Health-Claims – Das Märchen von den gesunden Lebensmitteln
Samstag, August 16th, 2025Habe vor kurzem einen sehr interessanten Spruch gelesen, der zu 100 % zutrifft:
„Was der Bauer nicht kennt, isst er nicht. Würde der Stadtmensch wissen, was er isst, wäre er gerne Bauer!“
Mal ehrlich: Wissen Sie, was so alles auf Ihren Tisch kommt? Lesen Sie immer die auf der Verpackung verpflichtend angegebene Liste der Inhaltsstoffe und Zutaten durch? Wenn ja, wird Ihnen seit einiger Zeit eines aufgefallen sein: In immer mehr Lebensmitteln sind Vitamine oder Mineralstoffe zugesetzt!

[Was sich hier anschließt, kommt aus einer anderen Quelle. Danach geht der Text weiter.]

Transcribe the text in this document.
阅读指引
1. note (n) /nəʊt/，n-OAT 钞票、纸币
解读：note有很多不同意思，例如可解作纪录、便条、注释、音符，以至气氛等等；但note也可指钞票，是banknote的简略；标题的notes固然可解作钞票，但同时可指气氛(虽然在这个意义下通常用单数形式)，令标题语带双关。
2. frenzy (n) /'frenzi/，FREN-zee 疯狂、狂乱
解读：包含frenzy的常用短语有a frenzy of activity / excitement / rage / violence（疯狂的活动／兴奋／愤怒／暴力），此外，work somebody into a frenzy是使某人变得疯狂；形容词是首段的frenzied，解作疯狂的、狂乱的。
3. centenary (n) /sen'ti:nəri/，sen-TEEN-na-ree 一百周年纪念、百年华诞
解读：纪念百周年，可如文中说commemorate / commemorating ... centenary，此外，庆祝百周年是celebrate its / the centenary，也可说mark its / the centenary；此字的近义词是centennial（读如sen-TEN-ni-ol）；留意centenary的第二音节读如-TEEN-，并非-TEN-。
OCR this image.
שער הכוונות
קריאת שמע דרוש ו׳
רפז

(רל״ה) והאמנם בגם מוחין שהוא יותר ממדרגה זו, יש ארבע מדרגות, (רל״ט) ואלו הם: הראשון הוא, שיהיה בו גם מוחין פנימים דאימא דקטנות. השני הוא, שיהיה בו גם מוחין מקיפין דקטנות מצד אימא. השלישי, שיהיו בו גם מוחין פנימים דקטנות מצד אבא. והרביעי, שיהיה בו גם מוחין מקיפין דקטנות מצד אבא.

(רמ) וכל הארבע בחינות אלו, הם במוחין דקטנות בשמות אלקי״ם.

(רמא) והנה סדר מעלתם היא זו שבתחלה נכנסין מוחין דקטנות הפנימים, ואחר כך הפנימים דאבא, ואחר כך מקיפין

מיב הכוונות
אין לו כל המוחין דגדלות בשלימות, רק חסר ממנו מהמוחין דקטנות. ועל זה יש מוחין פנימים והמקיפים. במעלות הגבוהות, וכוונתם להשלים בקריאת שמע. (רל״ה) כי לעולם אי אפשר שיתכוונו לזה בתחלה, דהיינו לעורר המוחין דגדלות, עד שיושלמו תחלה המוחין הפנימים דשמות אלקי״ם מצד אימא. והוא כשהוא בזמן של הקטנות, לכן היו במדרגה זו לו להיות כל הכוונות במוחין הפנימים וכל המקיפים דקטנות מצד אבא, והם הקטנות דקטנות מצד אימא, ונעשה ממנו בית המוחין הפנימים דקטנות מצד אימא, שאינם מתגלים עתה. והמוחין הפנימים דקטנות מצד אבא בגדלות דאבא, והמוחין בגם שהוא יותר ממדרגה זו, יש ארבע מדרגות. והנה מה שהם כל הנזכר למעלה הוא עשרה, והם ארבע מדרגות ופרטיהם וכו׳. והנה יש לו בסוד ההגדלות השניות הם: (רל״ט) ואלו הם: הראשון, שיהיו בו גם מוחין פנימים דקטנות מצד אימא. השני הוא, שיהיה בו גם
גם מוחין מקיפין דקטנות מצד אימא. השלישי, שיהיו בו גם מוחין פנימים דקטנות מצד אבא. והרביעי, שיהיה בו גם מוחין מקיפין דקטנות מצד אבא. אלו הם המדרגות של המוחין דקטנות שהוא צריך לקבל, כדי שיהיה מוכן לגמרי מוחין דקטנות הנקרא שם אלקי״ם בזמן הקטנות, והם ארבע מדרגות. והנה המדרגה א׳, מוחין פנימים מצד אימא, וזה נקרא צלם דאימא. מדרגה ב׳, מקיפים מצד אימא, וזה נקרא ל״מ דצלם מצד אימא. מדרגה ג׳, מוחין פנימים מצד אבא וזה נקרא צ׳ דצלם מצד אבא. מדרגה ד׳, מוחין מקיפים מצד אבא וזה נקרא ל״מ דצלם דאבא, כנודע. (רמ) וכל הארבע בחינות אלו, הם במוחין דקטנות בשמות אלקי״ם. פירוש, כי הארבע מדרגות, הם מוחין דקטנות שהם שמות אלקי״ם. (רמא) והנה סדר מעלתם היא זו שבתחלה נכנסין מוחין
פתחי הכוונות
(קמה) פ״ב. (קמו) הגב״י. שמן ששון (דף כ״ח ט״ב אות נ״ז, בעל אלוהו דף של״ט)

Das hat auch seinen Grund: Das Produkt soll dadurch als gesund propagiert werden und sich alsdann besser verkaufen. Für solche sog. „Health-Claims“ gibt es inzwischen klare, aber nach wie vor auch noch unklare gesetzliche Vorgaben. So muss etwa eine Mindestmenge an Vitaminen und Mineralstoffen zugesetzt worden sein. Ob diese allerdings natürlich (etwa durch Obst oder Gemüse) produziert wurden, ist beispielsweise nicht gesetzlich geregelt. Der Ausdruck „natürlich“ ist nicht rechtlich geschützt! So werden beispielsweise immer mehr Vitaminverbindungen synthetisch hergestellt, die es im natürlichen Kreislauf gar nicht gab und niemals geben wird. Und Überraschung: Die meisten dieser synthetischen Vitamine kommen aus China, um genauer zu sein aus der sog. „Medikamentenstadt“ Zhangjiang in der Nähe von Shanghai. Dort arbeiten hundertausende Menschen unter bei uns verbotenen Bedingungen Akkord, nicht selten sieben Tage in der Woche. Andere Wirkstoffe werden durch gentechnisch veränderte Bakterien (GVO) gewonnen. Wo aber ist der Unterschied?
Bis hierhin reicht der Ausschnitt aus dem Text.